Fakt, że jest wszystko i jest blisko. Biedna gmina = stara infrastruktura, problem z mediami, kiepskie szkoły itp. Oczywiście generalizuję, ale statystycznie zwykle na to wychodzi. Żórawina ma tylko tą wadę, że będziesz miał ze wszystkich 4 stronach sąsiada. Niektórzy lubią żyć w takich habitatach. Ja chciałbym nie mieć choć sąsiada z tyłu domu.
Co do infrastruktury to gorszych dróg i wody od tych we Wrocławiu to już sobie nie wyobrażam
Co do kiepskich szkół to nie jest to prawdą że są kiepskie w biedniejszych gminach albo we wsiach - problem leży tutaj w środowisku w jakim dzieci wychowują się w domu, a dopiero to przekłada się na naukę w szkole.
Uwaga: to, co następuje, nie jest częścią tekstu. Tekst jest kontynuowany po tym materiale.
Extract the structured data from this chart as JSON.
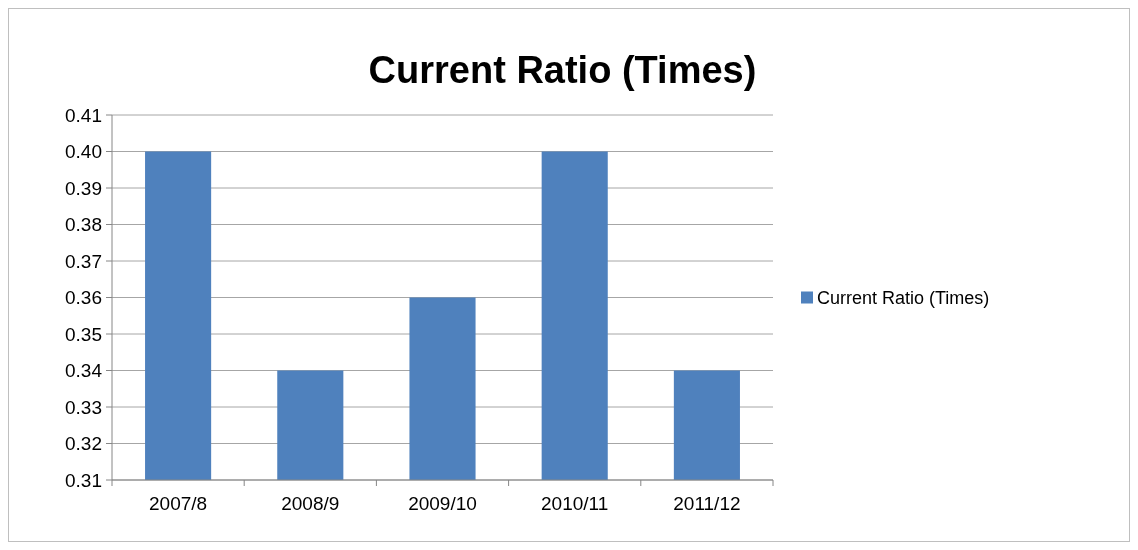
{
  "chart_data": {
    "type": "bar",
    "title": "Current Ratio (Times)",
    "categories": [
      "2007/8",
      "2008/9",
      "2009/10",
      "2010/11",
      "2011/12"
    ],
    "series": [
      {
        "name": "Current Ratio (Times)",
        "color": "#4f81bd",
        "values": [
          0.4,
          0.34,
          0.36,
          0.4,
          0.34
        ]
      }
    ],
    "ylim": [
      0.31,
      0.41
    ],
    "yticks": [
      {
        "value": 0.31,
        "label": "0.31"
      },
      {
        "value": 0.32,
        "label": "0.32"
      },
      {
        "value": 0.33,
        "label": "0.33"
      },
      {
        "value": 0.34,
        "label": "0.34"
      },
      {
        "value": 0.35,
        "label": "0.35"
      },
      {
        "value": 0.36,
        "label": "0.36"
      },
      {
        "value": 0.37,
        "label": "0.37"
      },
      {
        "value": 0.38,
        "label": "0.38"
      },
      {
        "value": 0.39,
        "label": "0.39"
      },
      {
        "value": 0.4,
        "label": "0.40"
      },
      {
        "value": 0.41,
        "label": "0.41"
      }
    ],
    "grid": "y",
    "legend": "right"
  }
}
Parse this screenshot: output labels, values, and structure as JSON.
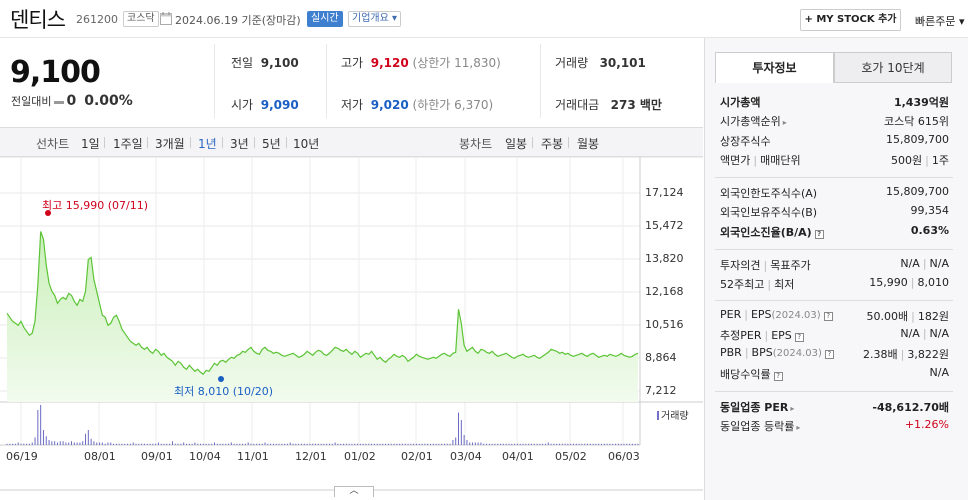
{
  "header": {
    "name": "덴티스",
    "code": "261200",
    "market": "코스닥",
    "date": "2024.06.19 기준(장마감)",
    "realtime": "실시간",
    "company_overview": "기업개요 ▾",
    "my_stock": "+ MY STOCK 추가",
    "quick_order": "빠른주문 ▾"
  },
  "summary": {
    "price": "9,100",
    "change_label": "전일대비",
    "change_value": "0",
    "change_rate": "0.00%",
    "prev_label": "전일",
    "prev_value": "9,100",
    "high_label": "고가",
    "high_value": "9,120",
    "upper_limit": "(상한가 11,830)",
    "volume_label": "거래량",
    "volume_value": "30,101",
    "open_label": "시가",
    "open_value": "9,090",
    "low_label": "저가",
    "low_value": "9,020",
    "lower_limit": "(하한가 6,370)",
    "amount_label": "거래대금",
    "amount_value": "273 백만"
  },
  "period_bar": {
    "line_chart_label": "선차트",
    "periods": [
      "1일",
      "1주일",
      "3개월",
      "1년",
      "3년",
      "5년",
      "10년"
    ],
    "selected": "1년",
    "candle_label": "봉차트",
    "candles": [
      "일봉",
      "주봉",
      "월봉"
    ]
  },
  "chart_data": {
    "type": "area",
    "y_ticks": [
      "17,124",
      "15,472",
      "13,820",
      "12,168",
      "10,516",
      "8,864",
      "7,212"
    ],
    "x_ticks": [
      "06/19",
      "08/01",
      "09/01",
      "10/04",
      "11/01",
      "12/01",
      "01/02",
      "02/01",
      "03/04",
      "04/01",
      "05/02",
      "06/03"
    ],
    "ylim": [
      7212,
      17124
    ],
    "high_label": "최고 15,990 (07/11)",
    "low_label": "최저 8,010 (10/20)",
    "volume_legend": "거래량",
    "price_series": [
      11100,
      10900,
      10700,
      10600,
      10500,
      10700,
      10400,
      10200,
      10000,
      10100,
      10700,
      12500,
      15200,
      14800,
      13500,
      12600,
      12200,
      12000,
      11600,
      11800,
      11900,
      11800,
      12100,
      12000,
      11700,
      11500,
      11800,
      11700,
      12200,
      13800,
      13900,
      12800,
      12200,
      11600,
      11000,
      10900,
      10500,
      10600,
      10900,
      11000,
      10700,
      10300,
      10100,
      9900,
      9700,
      9600,
      9500,
      9600,
      9400,
      9300,
      9400,
      9200,
      9100,
      9300,
      9200,
      9000,
      9100,
      8900,
      8800,
      8700,
      8500,
      8700,
      8600,
      8400,
      8300,
      8500,
      8350,
      8200,
      8300,
      8150,
      8050,
      8250,
      8200,
      8400,
      8600,
      8500,
      8700,
      8750,
      8650,
      8800,
      8900,
      8850,
      9000,
      9050,
      9200,
      9150,
      9300,
      9400,
      9200,
      9100,
      9050,
      9300,
      9400,
      9250,
      9200,
      9100,
      9150,
      9100,
      9000,
      8950,
      9000,
      9050,
      9100,
      9000,
      8900,
      8950,
      9050,
      9200,
      9100,
      9000,
      9150,
      9250,
      9200,
      9050,
      9000,
      9100,
      9250,
      9400,
      9350,
      9250,
      9200,
      9300,
      9150,
      9050,
      9200,
      9100,
      8900,
      9000,
      9100,
      9050,
      9200,
      9000,
      8800,
      8900,
      8750,
      8650,
      8800,
      8900,
      9050,
      8950,
      8900,
      9000,
      8900,
      8700,
      8800,
      8900,
      9050,
      8950,
      8900,
      8850,
      8800,
      8850,
      8900,
      8850,
      8950,
      9050,
      9100,
      9000,
      8950,
      9100,
      9150,
      11300,
      10600,
      9500,
      9200,
      9300,
      9400,
      9200,
      9100,
      9300,
      9250,
      9150,
      9100,
      9200,
      9050,
      8950,
      9000,
      9050,
      9100,
      9000,
      8900,
      8850,
      8950,
      9000,
      9050,
      8950,
      8900,
      8950,
      9000,
      8900,
      8850,
      8950,
      9050,
      9150,
      9300,
      9250,
      9200,
      9100,
      9150,
      9050,
      9100,
      9000,
      8950,
      9000,
      9050,
      9100,
      9000,
      8950,
      9050,
      9100,
      9000,
      8900,
      8950,
      9000,
      8950,
      9050,
      9000,
      8950,
      9000,
      9100,
      9000,
      8950,
      8900,
      8950,
      9050,
      9100
    ],
    "volume_series": [
      1,
      1,
      1,
      1,
      2,
      1,
      1,
      1,
      1,
      2,
      6,
      28,
      32,
      12,
      7,
      4,
      3,
      3,
      2,
      3,
      3,
      2,
      2,
      3,
      2,
      2,
      2,
      3,
      9,
      12,
      5,
      3,
      2,
      2,
      2,
      1,
      2,
      2,
      1,
      1,
      1,
      1,
      1,
      1,
      1,
      2,
      1,
      1,
      1,
      1,
      1,
      1,
      1,
      1,
      2,
      1,
      1,
      1,
      1,
      3,
      1,
      1,
      1,
      2,
      1,
      1,
      1,
      2,
      1,
      1,
      1,
      1,
      1,
      1,
      2,
      1,
      1,
      1,
      1,
      1,
      2,
      1,
      1,
      1,
      1,
      1,
      2,
      1,
      1,
      1,
      1,
      1,
      2,
      1,
      1,
      1,
      1,
      1,
      1,
      1,
      1,
      2,
      1,
      1,
      1,
      1,
      1,
      1,
      1,
      1,
      1,
      1,
      1,
      1,
      1,
      1,
      1,
      2,
      1,
      1,
      1,
      1,
      1,
      1,
      1,
      1,
      1,
      1,
      1,
      1,
      1,
      1,
      1,
      1,
      1,
      1,
      1,
      1,
      1,
      1,
      1,
      1,
      1,
      1,
      1,
      1,
      1,
      1,
      1,
      1,
      1,
      1,
      1,
      1,
      1,
      1,
      1,
      1,
      1,
      4,
      6,
      26,
      20,
      8,
      4,
      2,
      2,
      2,
      2,
      2,
      1,
      1,
      1,
      1,
      1,
      1,
      1,
      1,
      1,
      1,
      1,
      1,
      1,
      1,
      1,
      1,
      1,
      1,
      1,
      1,
      1,
      1,
      1,
      2,
      1,
      1,
      1,
      1,
      1,
      1,
      1,
      1,
      1,
      1,
      1,
      1,
      1,
      1,
      1,
      1,
      1,
      1,
      1,
      1,
      1,
      1,
      1,
      1,
      1,
      1,
      1,
      1,
      1,
      1,
      1,
      1
    ],
    "grid": true,
    "colors": {
      "line": "#5cc436",
      "fill_top": "#c9efb9",
      "fill_bottom": "#f2fbee",
      "volume": "#6a6ac4",
      "high": "#d0021b",
      "low": "#1a5fc4"
    }
  },
  "right_panel": {
    "tab_active": "투자정보",
    "tab_other": "호가 10단계",
    "market_cap_label": "시가총액",
    "market_cap_value": "1,439억원",
    "market_cap_rank_label": "시가총액순위",
    "market_cap_rank_value": "코스닥 615위",
    "listed_shares_label": "상장주식수",
    "listed_shares_value": "15,809,700",
    "face_value_label": "액면가",
    "trade_unit_label": "매매단위",
    "face_value": "500원",
    "trade_unit": "1주",
    "foreign_limit_label": "외국인한도주식수(A)",
    "foreign_limit_value": "15,809,700",
    "foreign_hold_label": "외국인보유주식수(B)",
    "foreign_hold_value": "99,354",
    "foreign_ratio_label": "외국인소진율(B/A)",
    "foreign_ratio_value": "0.63%",
    "opinion_label": "투자의견",
    "target_label": "목표주가",
    "opinion_value": "N/A",
    "target_value": "N/A",
    "week52_high_label": "52주최고",
    "week52_low_label": "최저",
    "week52_high": "15,990",
    "week52_low": "8,010",
    "per_label": "PER",
    "eps_label": "EPS",
    "per_eps_period": "(2024.03)",
    "per_value": "50.00배",
    "eps_value": "182원",
    "est_per_label": "추정PER",
    "est_eps_label": "EPS",
    "est_per_value": "N/A",
    "est_eps_value": "N/A",
    "pbr_label": "PBR",
    "bps_label": "BPS",
    "pbr_bps_period": "(2024.03)",
    "pbr_value": "2.38배",
    "bps_value": "3,822원",
    "dividend_label": "배당수익률",
    "dividend_value": "N/A",
    "sector_per_label": "동일업종 PER",
    "sector_per_value": "-48,612.70배",
    "sector_change_label": "동일업종 등락률",
    "sector_change_value": "+1.26%"
  }
}
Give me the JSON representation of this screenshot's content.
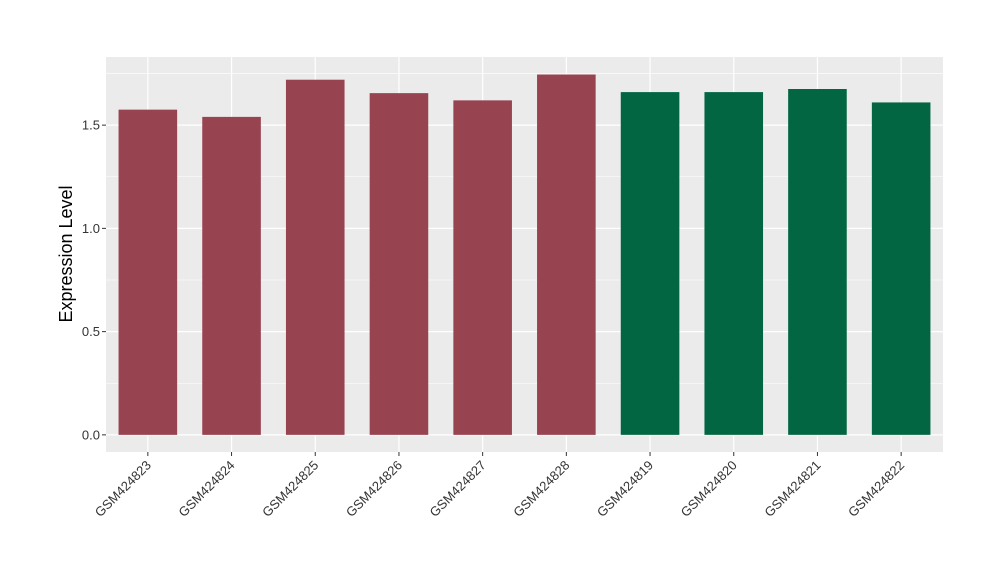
{
  "chart_data": {
    "type": "bar",
    "title": "",
    "xlabel": "",
    "ylabel": "Expression Level",
    "categories": [
      "GSM424823",
      "GSM424824",
      "GSM424825",
      "GSM424826",
      "GSM424827",
      "GSM424828",
      "GSM424819",
      "GSM424820",
      "GSM424821",
      "GSM424822"
    ],
    "values": [
      1.575,
      1.54,
      1.72,
      1.655,
      1.62,
      1.745,
      1.66,
      1.66,
      1.675,
      1.61
    ],
    "bar_colors": [
      "#984350",
      "#984350",
      "#984350",
      "#984350",
      "#984350",
      "#984350",
      "#036643",
      "#036643",
      "#036643",
      "#036643"
    ],
    "y_ticks": [
      0.0,
      0.5,
      1.0,
      1.5
    ],
    "y_tick_labels": [
      "0.0",
      "0.5",
      "1.0",
      "1.5"
    ],
    "ylim": [
      -0.083,
      1.83
    ],
    "grid": true,
    "legend": "none",
    "panel_background": "#EBEBEB",
    "grid_color": "#FFFFFF"
  }
}
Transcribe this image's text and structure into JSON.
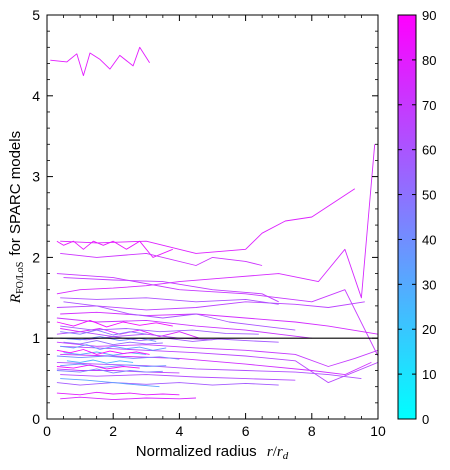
{
  "chart_data": {
    "type": "line",
    "xlabel": {
      "text": "Normalized radius",
      "math_var": "r",
      "math_slash": "/",
      "math_var2": "r",
      "math_sub": "d"
    },
    "ylabel": {
      "symbol": "R",
      "subscript": "FO/LoS",
      "suffix": "for SPARC models"
    },
    "xlim": [
      0,
      10
    ],
    "ylim": [
      0,
      5
    ],
    "x_ticks": [
      "0",
      "2",
      "4",
      "6",
      "8",
      "10"
    ],
    "y_ticks": [
      "0",
      "1",
      "2",
      "3",
      "4",
      "5"
    ],
    "reference_line": {
      "y": 1,
      "color": "#000000"
    },
    "colorbar": {
      "range": [
        0,
        90
      ],
      "ticks": [
        "0",
        "10",
        "20",
        "30",
        "40",
        "50",
        "60",
        "70",
        "80",
        "90"
      ],
      "colormap": [
        "#00ffff",
        "#ff00ff"
      ]
    },
    "series": [
      {
        "c": 80,
        "x": [
          0.1,
          0.6,
          0.9,
          1.1,
          1.3,
          1.6,
          1.9,
          2.2,
          2.6,
          2.8,
          3.1
        ],
        "y": [
          4.44,
          4.42,
          4.52,
          4.25,
          4.53,
          4.45,
          4.33,
          4.5,
          4.37,
          4.6,
          4.41
        ]
      },
      {
        "c": 75,
        "x": [
          0.3,
          1.0,
          2.0,
          3.0,
          4.0,
          5.5,
          7.0,
          8.2,
          9.0,
          9.5,
          9.9
        ],
        "y": [
          1.55,
          1.6,
          1.62,
          1.65,
          1.7,
          1.75,
          1.8,
          1.7,
          2.1,
          1.5,
          3.4
        ]
      },
      {
        "c": 78,
        "x": [
          0.4,
          1.5,
          3.0,
          4.5,
          6.0,
          6.5,
          7.2,
          8.0,
          9.3
        ],
        "y": [
          2.2,
          2.18,
          2.2,
          2.05,
          2.1,
          2.3,
          2.45,
          2.5,
          2.85
        ]
      },
      {
        "c": 82,
        "x": [
          0.3,
          0.5,
          0.8,
          1.1,
          1.4,
          1.7,
          2.0,
          2.4,
          2.8,
          3.2,
          3.8
        ],
        "y": [
          2.2,
          2.15,
          2.2,
          2.1,
          2.2,
          2.15,
          2.2,
          2.1,
          2.2,
          2.0,
          2.1
        ]
      },
      {
        "c": 72,
        "x": [
          0.4,
          1.5,
          3.0,
          4.5,
          5.0,
          6.0,
          6.5
        ],
        "y": [
          2.05,
          2.0,
          2.05,
          1.9,
          2.0,
          1.95,
          1.9
        ]
      },
      {
        "c": 70,
        "x": [
          0.3,
          2.0,
          4.0,
          6.0,
          8.0,
          9.0,
          10.0
        ],
        "y": [
          1.8,
          1.75,
          1.6,
          1.55,
          1.45,
          1.6,
          0.78
        ]
      },
      {
        "c": 68,
        "x": [
          0.5,
          2.0,
          3.5,
          5.0,
          6.5,
          7.0
        ],
        "y": [
          1.75,
          1.72,
          1.7,
          1.6,
          1.55,
          1.45
        ]
      },
      {
        "c": 66,
        "x": [
          0.3,
          1.5,
          3.0,
          4.5,
          6.0,
          7.5,
          8.5,
          9.6
        ],
        "y": [
          1.38,
          1.4,
          1.35,
          1.38,
          1.45,
          1.42,
          1.38,
          1.45
        ]
      },
      {
        "c": 74,
        "x": [
          0.4,
          1.5,
          3.0,
          4.5,
          6.0,
          7.5,
          8.5,
          10.0
        ],
        "y": [
          1.3,
          1.32,
          1.28,
          1.3,
          1.25,
          1.2,
          1.15,
          1.05
        ]
      },
      {
        "c": 71,
        "x": [
          0.3,
          1.5,
          3.0,
          4.5,
          6.0,
          7.0,
          8.0
        ],
        "y": [
          1.25,
          1.2,
          1.22,
          1.15,
          1.1,
          1.05,
          1.0
        ]
      },
      {
        "c": 60,
        "x": [
          0.5,
          1.5,
          2.5,
          3.5,
          4.5,
          5.5,
          6.5,
          7.5
        ],
        "y": [
          1.45,
          1.4,
          1.3,
          1.25,
          1.3,
          1.2,
          1.15,
          1.1
        ]
      },
      {
        "c": 77,
        "x": [
          0.4,
          1.0,
          1.6,
          2.2,
          2.8,
          3.4,
          4.0,
          4.6
        ],
        "y": [
          1.12,
          1.08,
          1.12,
          1.05,
          1.1,
          1.02,
          1.08,
          1.0
        ]
      },
      {
        "c": 64,
        "x": [
          0.3,
          1.0,
          2.0,
          3.0,
          4.0,
          5.0
        ],
        "y": [
          1.05,
          1.08,
          1.02,
          1.05,
          1.0,
          0.98
        ]
      },
      {
        "c": 58,
        "x": [
          0.4,
          1.2,
          2.0,
          2.8,
          3.6,
          4.4,
          5.2,
          6.0,
          7.0
        ],
        "y": [
          1.0,
          0.98,
          1.02,
          0.97,
          1.0,
          0.96,
          0.99,
          0.97,
          0.95
        ]
      },
      {
        "c": 69,
        "x": [
          0.3,
          1.5,
          3.0,
          4.5,
          6.0,
          7.5,
          8.5,
          9.3,
          10.0
        ],
        "y": [
          0.95,
          0.9,
          0.92,
          0.88,
          0.85,
          0.8,
          0.65,
          0.75,
          0.85
        ]
      },
      {
        "c": 65,
        "x": [
          0.4,
          1.5,
          3.0,
          4.5,
          6.0,
          7.5,
          8.5,
          10.0
        ],
        "y": [
          0.9,
          0.88,
          0.85,
          0.82,
          0.78,
          0.72,
          0.45,
          0.7
        ]
      },
      {
        "c": 73,
        "x": [
          0.4,
          2.0,
          4.0,
          6.0,
          8.0,
          9.0,
          9.8
        ],
        "y": [
          0.8,
          0.78,
          0.75,
          0.68,
          0.6,
          0.55,
          0.7
        ]
      },
      {
        "c": 62,
        "x": [
          0.3,
          1.5,
          3.0,
          4.5,
          6.0,
          7.5,
          8.5,
          9.5
        ],
        "y": [
          0.7,
          0.68,
          0.66,
          0.62,
          0.6,
          0.58,
          0.55,
          0.5
        ]
      },
      {
        "c": 67,
        "x": [
          0.3,
          1.0,
          2.0,
          3.0,
          4.0
        ],
        "y": [
          0.62,
          0.6,
          0.6,
          0.58,
          0.57
        ]
      },
      {
        "c": 63,
        "x": [
          0.4,
          1.5,
          3.0,
          4.5,
          6.0,
          7.5
        ],
        "y": [
          0.55,
          0.53,
          0.55,
          0.52,
          0.5,
          0.48
        ]
      },
      {
        "c": 58,
        "x": [
          0.3,
          1.0,
          2.0,
          3.0,
          4.0,
          5.0,
          6.0,
          7.0
        ],
        "y": [
          0.45,
          0.42,
          0.45,
          0.43,
          0.45,
          0.42,
          0.44,
          0.42
        ]
      },
      {
        "c": 79,
        "x": [
          0.3,
          1.0,
          1.5,
          2.0,
          2.5,
          3.0,
          3.5,
          4.0
        ],
        "y": [
          0.32,
          0.3,
          0.33,
          0.31,
          0.32,
          0.3,
          0.31,
          0.3
        ]
      },
      {
        "c": 76,
        "x": [
          0.4,
          1.0,
          2.0,
          3.0,
          4.0,
          4.5
        ],
        "y": [
          0.25,
          0.27,
          0.24,
          0.26,
          0.25,
          0.26
        ]
      },
      {
        "c": 40,
        "x": [
          0.4,
          1.0,
          1.6,
          2.2,
          2.8,
          3.3
        ],
        "y": [
          1.0,
          0.98,
          1.02,
          0.97,
          1.0,
          0.96
        ]
      },
      {
        "c": 35,
        "x": [
          0.4,
          0.8,
          1.2,
          1.6,
          2.0,
          2.4,
          2.8,
          3.2,
          3.6
        ],
        "y": [
          0.9,
          0.88,
          0.92,
          0.86,
          0.9,
          0.87,
          0.89,
          0.85,
          0.88
        ]
      },
      {
        "c": 30,
        "x": [
          0.5,
          1.0,
          1.5,
          2.0,
          2.5,
          3.0
        ],
        "y": [
          0.82,
          0.8,
          0.83,
          0.79,
          0.82,
          0.8
        ]
      },
      {
        "c": 42,
        "x": [
          0.3,
          1.0,
          1.8,
          2.6,
          3.4,
          4.0
        ],
        "y": [
          0.78,
          0.76,
          0.78,
          0.75,
          0.77,
          0.74
        ]
      },
      {
        "c": 28,
        "x": [
          0.6,
          1.0,
          1.4,
          1.8,
          2.2,
          2.6
        ],
        "y": [
          0.72,
          0.7,
          0.73,
          0.69,
          0.72,
          0.7
        ]
      },
      {
        "c": 38,
        "x": [
          0.4,
          1.0,
          1.7,
          2.4,
          3.0,
          3.6
        ],
        "y": [
          0.66,
          0.68,
          0.64,
          0.67,
          0.65,
          0.66
        ]
      },
      {
        "c": 45,
        "x": [
          0.3,
          1.0,
          1.5,
          2.0,
          2.5,
          3.0,
          3.5
        ],
        "y": [
          0.6,
          0.58,
          0.62,
          0.57,
          0.6,
          0.58,
          0.59
        ]
      },
      {
        "c": 33,
        "x": [
          0.4,
          1.2,
          2.0,
          2.8,
          3.4
        ],
        "y": [
          0.5,
          0.48,
          0.45,
          0.42,
          0.4
        ]
      },
      {
        "c": 48,
        "x": [
          0.4,
          1.0,
          1.5,
          2.0,
          2.5,
          3.0
        ],
        "y": [
          1.08,
          1.05,
          1.1,
          1.04,
          1.08,
          1.05
        ]
      },
      {
        "c": 52,
        "x": [
          0.5,
          1.0,
          1.5,
          2.0,
          2.5,
          3.0,
          3.5
        ],
        "y": [
          0.95,
          0.93,
          0.97,
          0.92,
          0.95,
          0.93,
          0.94
        ]
      },
      {
        "c": 85,
        "x": [
          0.3,
          0.8,
          1.3,
          1.8,
          2.3,
          2.8,
          3.3,
          3.8
        ],
        "y": [
          1.2,
          1.15,
          1.22,
          1.14,
          1.2,
          1.16,
          1.19,
          1.15
        ]
      },
      {
        "c": 88,
        "x": [
          0.3,
          0.7,
          1.1,
          1.5,
          1.9,
          2.3,
          2.7,
          3.1
        ],
        "y": [
          0.85,
          0.82,
          0.86,
          0.8,
          0.84,
          0.81,
          0.83,
          0.8
        ]
      },
      {
        "c": 84,
        "x": [
          0.3,
          0.8,
          1.3,
          1.8,
          2.3,
          2.8
        ],
        "y": [
          0.65,
          0.63,
          0.67,
          0.62,
          0.65,
          0.63
        ]
      },
      {
        "c": 61,
        "x": [
          0.4,
          1.5,
          3.0,
          4.5,
          6.0,
          7.0
        ],
        "y": [
          1.5,
          1.48,
          1.5,
          1.45,
          1.48,
          1.42
        ]
      },
      {
        "c": 57,
        "x": [
          0.4,
          1.4,
          2.4,
          3.4,
          4.4,
          5.4,
          6.4
        ],
        "y": [
          1.15,
          1.1,
          1.12,
          1.08,
          1.1,
          1.06,
          1.05
        ]
      }
    ]
  }
}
Na szczęście czasy zaniedbywania nauki minęły.
Trochę moralizatorsko wyszło, ale zanim przeprowadziłem się do Wrocławia to uczyłem 2 lata w szkole w moim 15-tys miasteczku
Jeśli chodzi o sąsiadów to przy moich środkach finansowych bede ich miał zawsze i to dosyć blisko.
Idealnie dla mnie byłoby mieszkać w wiosce lub miasteczku nieopodal lasu, a z dobrym dojazdem (samochodowym i alternatywnym) do miejsca pracy, ale większym priorytetem jest dojazd(mało coś porządnych lasów tutaj). Z marzeń o jeziorze już dawno zrezygnowałem...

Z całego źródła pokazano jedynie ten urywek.